突然有兵丁来报,说御前大太监康保求见。
如瑾疑惑,陈刚解释道:“御前的宫人都暂时安置在西群房里,下官派人看守着。”
康保要来干什么?如瑾道:“让他进来。”
康保进院,眼看着陈刚和如瑾站在一起,先是吃了一惊,继而立刻回神,爬过来就朝如瑾磕头,一边磕还一边哭诉,说太子如何暴虐云云。如瑾迅速打断他,“有话就说,我们没时间听你胡扯!”
康保忙抹泪转了话头:“奴才听说陈大人要带兵进内廷,于是想着,内廷那地方大人不一定熟悉道路,要么,奴才带着徒子徒孙给将士们引路?早点抓获反贼,奴才们也能好好伺候皇上。”
这倒是好主意!
一来引路,二来有什么事,内侍们也是个见证,只要防着他们使坏就好了。
如瑾立刻准了康保的提议。康保喜出望外回去挑人,如瑾却将他带来的人全都不用,从他挑剩下的人里找了几十个内侍,两人一组,分别给兵卒们带路。
康保苦了脸,陈刚命人将他带下去仔细看管。这人典型的墙头草,见风使舵,太子虐待皇帝时候他袖手旁观,卑躬屈膝的德行早被其他内侍掀了出来,如瑾才不会用他的人进内廷。
两千右骁营将士从各条道路鱼贯挺进内宫,外围是三千接应。刀剑长枪,强弓劲弩,沿着内廷平整的石板路一路碾压。

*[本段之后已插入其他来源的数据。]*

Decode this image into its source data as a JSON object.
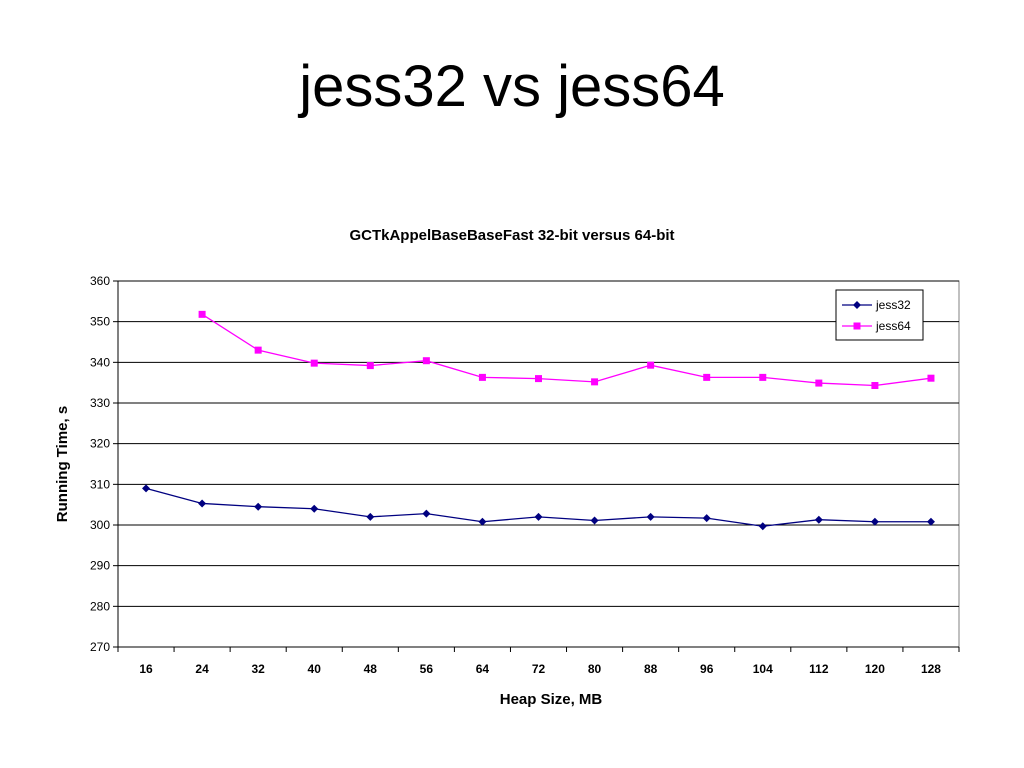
{
  "slide": {
    "title": "jess32 vs jess64"
  },
  "chart_data": {
    "type": "line",
    "title": "GCTkAppelBaseBaseFast 32-bit versus 64-bit",
    "xlabel": "Heap Size, MB",
    "ylabel": "Running Time, s",
    "categories": [
      "16",
      "24",
      "32",
      "40",
      "48",
      "56",
      "64",
      "72",
      "80",
      "88",
      "96",
      "104",
      "112",
      "120",
      "128"
    ],
    "ylim": [
      270,
      360
    ],
    "yticks": [
      "270",
      "280",
      "290",
      "300",
      "310",
      "320",
      "330",
      "340",
      "350",
      "360"
    ],
    "grid": true,
    "legend_position": "top-right",
    "series": [
      {
        "name": "jess32",
        "color": "#000080",
        "marker": "diamond",
        "values": [
          309,
          305.3,
          304.5,
          304,
          302,
          302.8,
          300.8,
          302,
          301.1,
          302,
          301.7,
          299.7,
          301.3,
          300.8,
          300.8
        ]
      },
      {
        "name": "jess64",
        "color": "#ff00ff",
        "marker": "square",
        "values": [
          null,
          351.8,
          343,
          339.8,
          339.2,
          340.4,
          336.3,
          336,
          335.2,
          339.3,
          336.3,
          336.3,
          334.9,
          334.3,
          336.1
        ]
      }
    ]
  }
}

走在各队中间的内侍扯着嗓子高喊,“京营进宫擒贼,各宫上下清点人数在院中站好,待将士们进内搜查逆贼。若不服从,一概以贼党论处!”
这也是如瑾的主意,一个宫殿一个宫殿挨个搜过去,就不信那些余孽能藏得住。
这种过筛子的方法很快有了成效。
有那胆小听话的嫔妃,立刻将宫人召集在院子里候着,待军卒们踏进院子里搜查余孽,还真就在厢房群房之类的地方搜到人,一番围攻,悉数拿下。

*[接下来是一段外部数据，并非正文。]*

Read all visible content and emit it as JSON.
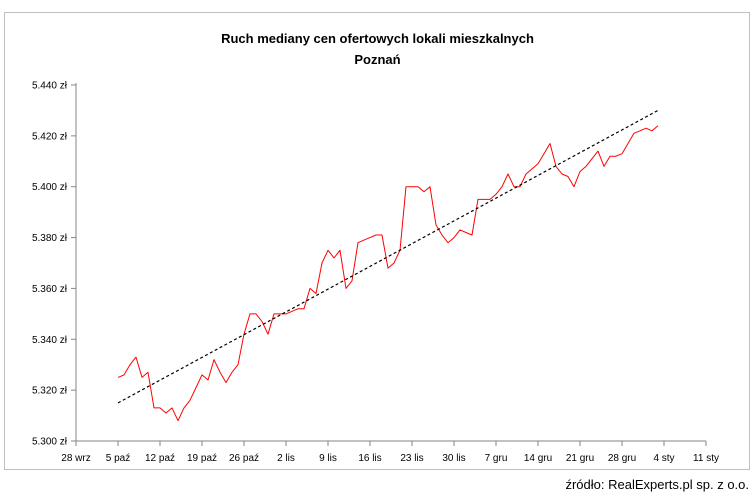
{
  "chart_data": {
    "type": "line",
    "title": "Ruch mediany cen ofertowych lokali mieszkalnych",
    "subtitle": "Poznań",
    "y_tick_labels": [
      "5.300 zł",
      "5.320 zł",
      "5.340 zł",
      "5.360 zł",
      "5.380 zł",
      "5.400 zł",
      "5.420 zł",
      "5.440 zł"
    ],
    "y_ticks": [
      5300,
      5320,
      5340,
      5360,
      5380,
      5400,
      5420,
      5440
    ],
    "ylim": [
      5300,
      5440
    ],
    "x_tick_labels": [
      "28 wrz",
      "5 paź",
      "12 paź",
      "19 paź",
      "26 paź",
      "2 lis",
      "9 lis",
      "16 lis",
      "23 lis",
      "30 lis",
      "7 gru",
      "14 gru",
      "21 gru",
      "28 gru",
      "4 sty",
      "11 sty"
    ],
    "x_ticks": [
      "2014-09-28",
      "2014-10-05",
      "2014-10-12",
      "2014-10-19",
      "2014-10-26",
      "2014-11-02",
      "2014-11-09",
      "2014-11-16",
      "2014-11-23",
      "2014-11-30",
      "2014-12-07",
      "2014-12-14",
      "2014-12-21",
      "2014-12-28",
      "2015-01-04",
      "2015-01-11"
    ],
    "xlim": [
      "2014-09-28",
      "2015-01-11"
    ],
    "series": [
      {
        "name": "",
        "color": "#ff0000",
        "style": "solid",
        "x": [
          "2014-10-05",
          "2014-10-06",
          "2014-10-07",
          "2014-10-08",
          "2014-10-09",
          "2014-10-10",
          "2014-10-11",
          "2014-10-12",
          "2014-10-13",
          "2014-10-14",
          "2014-10-15",
          "2014-10-16",
          "2014-10-17",
          "2014-10-18",
          "2014-10-19",
          "2014-10-20",
          "2014-10-21",
          "2014-10-22",
          "2014-10-23",
          "2014-10-24",
          "2014-10-25",
          "2014-10-26",
          "2014-10-27",
          "2014-10-28",
          "2014-10-29",
          "2014-10-30",
          "2014-10-31",
          "2014-11-01",
          "2014-11-02",
          "2014-11-03",
          "2014-11-04",
          "2014-11-05",
          "2014-11-06",
          "2014-11-07",
          "2014-11-08",
          "2014-11-09",
          "2014-11-10",
          "2014-11-11",
          "2014-11-12",
          "2014-11-13",
          "2014-11-14",
          "2014-11-15",
          "2014-11-16",
          "2014-11-17",
          "2014-11-18",
          "2014-11-19",
          "2014-11-20",
          "2014-11-21",
          "2014-11-22",
          "2014-11-23",
          "2014-11-24",
          "2014-11-25",
          "2014-11-26",
          "2014-11-27",
          "2014-11-28",
          "2014-11-29",
          "2014-11-30",
          "2014-12-01",
          "2014-12-02",
          "2014-12-03",
          "2014-12-04",
          "2014-12-05",
          "2014-12-06",
          "2014-12-07",
          "2014-12-08",
          "2014-12-09",
          "2014-12-10",
          "2014-12-11",
          "2014-12-12",
          "2014-12-13",
          "2014-12-14",
          "2014-12-15",
          "2014-12-16",
          "2014-12-17",
          "2014-12-18",
          "2014-12-19",
          "2014-12-20",
          "2014-12-21",
          "2014-12-22",
          "2014-12-23",
          "2014-12-24",
          "2014-12-25",
          "2014-12-26",
          "2014-12-27",
          "2014-12-28",
          "2014-12-29",
          "2014-12-30",
          "2014-12-31",
          "2015-01-01",
          "2015-01-02",
          "2015-01-03"
        ],
        "y": [
          5325,
          5326,
          5330,
          5333,
          5325,
          5327,
          5313,
          5313,
          5311,
          5313,
          5308,
          5313,
          5316,
          5321,
          5326,
          5324,
          5332,
          5327,
          5323,
          5327,
          5330,
          5342,
          5350,
          5350,
          5347,
          5342,
          5350,
          5350,
          5350,
          5351,
          5352,
          5352,
          5360,
          5358,
          5370,
          5375,
          5372,
          5375,
          5360,
          5363,
          5378,
          5379,
          5380,
          5381,
          5381,
          5368,
          5370,
          5375,
          5400,
          5400,
          5400,
          5398,
          5400,
          5385,
          5381,
          5378,
          5380,
          5383,
          5382,
          5381,
          5395,
          5395,
          5395,
          5397,
          5400,
          5405,
          5400,
          5400,
          5405,
          5407,
          5409,
          5413,
          5417,
          5408,
          5405,
          5404,
          5400,
          5406,
          5408,
          5411,
          5414,
          5408,
          5412,
          5412,
          5413,
          5417,
          5421,
          5422,
          5423,
          5422,
          5424
        ]
      },
      {
        "name": "",
        "color": "#000000",
        "style": "dashed",
        "trend": true,
        "x": [
          "2014-10-05",
          "2015-01-03"
        ],
        "y": [
          5315,
          5430
        ]
      }
    ],
    "grid": false,
    "legend": "none",
    "source": "źródło: RealExperts.pl sp. z o.o."
  }
}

有不听话的,兵卒们也不强迫,只将该宫的宫门从外头锁上,四面派了人看守,将之变成监牢。
却有余孽挟持妃嫔做人质试图突围,陈刚早就吩咐下去,遇到这种情况,不必顾忌,当场格杀。至于人质是不是安好,这等混乱的宫变情况之下,对上头自有一套说辞,若人质死了,就一口咬定是逆贼杀死的,与京营无关。倘若目击之人要与京营对质,那又是另一笔糊涂账,事后再说。
如瑾在严密护卫之下,离开金霖殿,直奔弘度殿。
之前进宫的死士早已传信出来,陈嫔在弘度殿暂避,并无危险。她一个沉默寡言的边缘嫔妃,历来没人将之放在眼里,太子困着长平王时都没想起要对她如何,又在庵堂里,越发安全了。
半路上却有右骁营兵卒来报。
“禀蓝妃,弘度殿有十几个余孽,陈嫔娘娘被困在里头,陈大人正带人赶去,派小的来讨蓝妃的示下!”
陈刚可以不顾其他嫔妃的生死,陈嫔的却是不能不理。
如瑾眉头一凝,飞快朝弘度殿赶去。
小小的佛堂宫院,外面已经围了几百兵卒,水泄不通。箭上弦,刀出鞘,却是没人上前杀敌。院门半开,里头有人在喊话,无非是让开通路放他们出去之类的。
陈刚满头大汗带着一队兵卒跑来,迎头看见赶来的如瑾,率先告罪,“蓝妃,是下官办事不力!”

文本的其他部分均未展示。